En lisant Érasme (5)

(des sciences)

Nos ingénieux contradicteurs viennent nous dire que la connaissance des Sciences est donnée à l’homme pour que son intelligence compense ce que lui refuse la Nature. Comme s’il était vraisemblable que la Nature, si vigilante pour les moucherons et même pour les plantes et les fleurs, sommeillât seulement pour l’homme, en lui imposant de recourir aux Sciences inventées à son dam par Theuth(1), l’ennemi du genre humain! Elles sont, en effet, si peu utiles au bonheur qu’elles ne servent même pas à réaliser le bien qu’on attend de chacune d’elles, comme le prouve élégamment dans Platon un roi fort sensé, à propos de l’invention de l’écriture. Les Sciences ont fait irruption dans l’humanité avec le reste de ses fléaux; elles proviennent des auteurs de toutes les mauvaises actions, c’est-à-dire des démons, dont le nom même, en grec, signifie qu’ils sont savants.
D’aucune science n’était pourvue la race simple de l’âge d’or; seul la guidait l’instinct de la Nature.
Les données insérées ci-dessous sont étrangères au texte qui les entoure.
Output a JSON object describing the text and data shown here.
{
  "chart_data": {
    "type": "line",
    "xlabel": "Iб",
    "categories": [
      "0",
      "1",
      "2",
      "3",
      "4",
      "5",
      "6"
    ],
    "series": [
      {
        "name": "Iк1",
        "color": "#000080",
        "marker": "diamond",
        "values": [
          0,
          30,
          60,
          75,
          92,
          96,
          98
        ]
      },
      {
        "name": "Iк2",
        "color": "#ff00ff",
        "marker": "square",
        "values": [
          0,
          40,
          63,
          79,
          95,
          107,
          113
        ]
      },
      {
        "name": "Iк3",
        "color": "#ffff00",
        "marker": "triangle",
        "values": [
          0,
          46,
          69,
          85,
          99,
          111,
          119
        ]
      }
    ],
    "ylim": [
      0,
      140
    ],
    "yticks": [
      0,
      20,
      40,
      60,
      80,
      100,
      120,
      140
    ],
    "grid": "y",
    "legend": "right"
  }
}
Quel besoin avait-on de la grammaire, puisque la langue alors était la même pour tous et que la parole ne servait à rien d’autre qu’à se faire comprendre? Quel besoin de la dialectique, puisque aucun combat ne se livrait entre opinions rivales? Que faire de la rhétorique, puisqu’il n’y avait point de procès? Quel usage de la jurisprudence, alors que n’avaient pas commencé les mauvaises mœurs, d’où sont nées sans nul doute les bonnes lois? Les hommes étaient trop religieux pour porter une curiosité impie aux mystères de la Nature, mesurer les astres, leurs mouvements, leurs influences, scruter le secret mécanisme du monde. Ils croyaient criminel qu’on cherchât à en savoir plus long qu’un simple mortel. C’était démence que regarder au-delà du ciel et la pensée n’en venait à personne. Mais, à mesure que diminua cette pureté de l’âge d’or, les mauvais génies dont j’ai parlé inventèrent les Sciences. Elles furent d’abord peu nombreuses avec peu d’initiés. Plus tard, la superstition des Chaldéens et la vaine frivolité des Grecs les surchargèrent de tortures sans nombre pour l’intelligence, au point que la grammaire seule peut faire le supplice de toute une vie.

Éloge de la folie, Érasme, traduction par Pierre de Nolhac, Garnier-Flammarion, 1964.

(1) Dans le Phèdre de Platon, Socrate raconte que Theuth se rendit auprès du roi Thamous pour lui présenter ses inventions; le roi lui fit des observations pertinentes sur l’une ou l’autre de ces sciences mais, quand on en arriva aux lettres de l′écriture, il déclara: « O Theuth, découvreur d’art sans rival, … tu te plais à doter l’enfant d′un pouvoir contraire à celui qu’il possède. Car cette invention, en dispensant les hommes d’exercer leur mémoire, produira l’oubli dans l’âme de ceux qui en auront acquis la connaissance, en tant que, confiants dans l’écriture, ils chercheront au-dehors, grâce à des caractères étrangers, non point au-dedans et grâce à eux-mêmes, le moyen de se ressouvenir. »
(note de Jean et Anne-Marie Yvon dans Éloge de la Folie, Union Latine d’Éditions, 1964, page 72.)